Medical Check-ups And Drug Prescriptions
Where medications are prescribed by a doctor or pharmacist towards the management of health conditions, always ensure to inquire about possible side effects of the drug. If the drugs prescribed are those with a tendency to increase the risk of falls, then you already know to reduce movement for whatever duration the drugs are to be taken.
Furthermore, ensure you make regular appointments for vision and auditory checkups with your doctor or health care provider. Glasses and hearing aids can be prescribed to improve hearing and vision.
Ensure to inform your doctor about falls that may have occurred between checkups to run tests to ensure that no complications have arisen as a result.

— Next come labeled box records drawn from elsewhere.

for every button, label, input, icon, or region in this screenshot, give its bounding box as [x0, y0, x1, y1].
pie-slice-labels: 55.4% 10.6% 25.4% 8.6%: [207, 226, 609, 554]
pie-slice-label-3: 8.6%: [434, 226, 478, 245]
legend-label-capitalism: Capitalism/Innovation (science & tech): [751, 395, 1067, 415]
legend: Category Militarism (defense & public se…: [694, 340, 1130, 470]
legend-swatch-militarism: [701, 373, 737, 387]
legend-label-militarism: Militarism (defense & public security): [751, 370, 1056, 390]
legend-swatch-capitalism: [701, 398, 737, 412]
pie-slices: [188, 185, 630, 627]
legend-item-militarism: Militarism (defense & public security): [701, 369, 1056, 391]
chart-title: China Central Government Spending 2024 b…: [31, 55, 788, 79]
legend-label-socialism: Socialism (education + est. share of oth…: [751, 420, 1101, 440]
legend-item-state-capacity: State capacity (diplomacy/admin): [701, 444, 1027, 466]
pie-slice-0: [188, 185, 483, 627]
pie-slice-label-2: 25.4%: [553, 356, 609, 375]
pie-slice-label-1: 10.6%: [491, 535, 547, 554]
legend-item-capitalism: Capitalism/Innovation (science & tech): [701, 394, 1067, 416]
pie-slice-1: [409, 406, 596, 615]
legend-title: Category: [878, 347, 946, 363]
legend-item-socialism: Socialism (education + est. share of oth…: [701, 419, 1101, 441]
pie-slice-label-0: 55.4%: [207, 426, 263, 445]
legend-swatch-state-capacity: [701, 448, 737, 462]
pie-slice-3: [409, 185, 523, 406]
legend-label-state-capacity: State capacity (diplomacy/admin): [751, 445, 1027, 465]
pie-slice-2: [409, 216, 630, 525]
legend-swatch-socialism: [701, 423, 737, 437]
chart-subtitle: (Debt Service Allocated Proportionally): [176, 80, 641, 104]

Despite all the above precautions towards achieving a fall-proof home, falls may still occur and this necessitates the pre-installation of emergency health services such as medical alert services. Medical alert services in addition to providing emergency services also help seniors to identify risk factors and offer them advice on how to reduce the risk of falling. They also monitor the body vitals of users such as blood pressure and send out daily device monitoring probes.
Know that you can reduce and prevent falls in your home and in so doing, guarantee a safe and fall-free environment for your loved ones.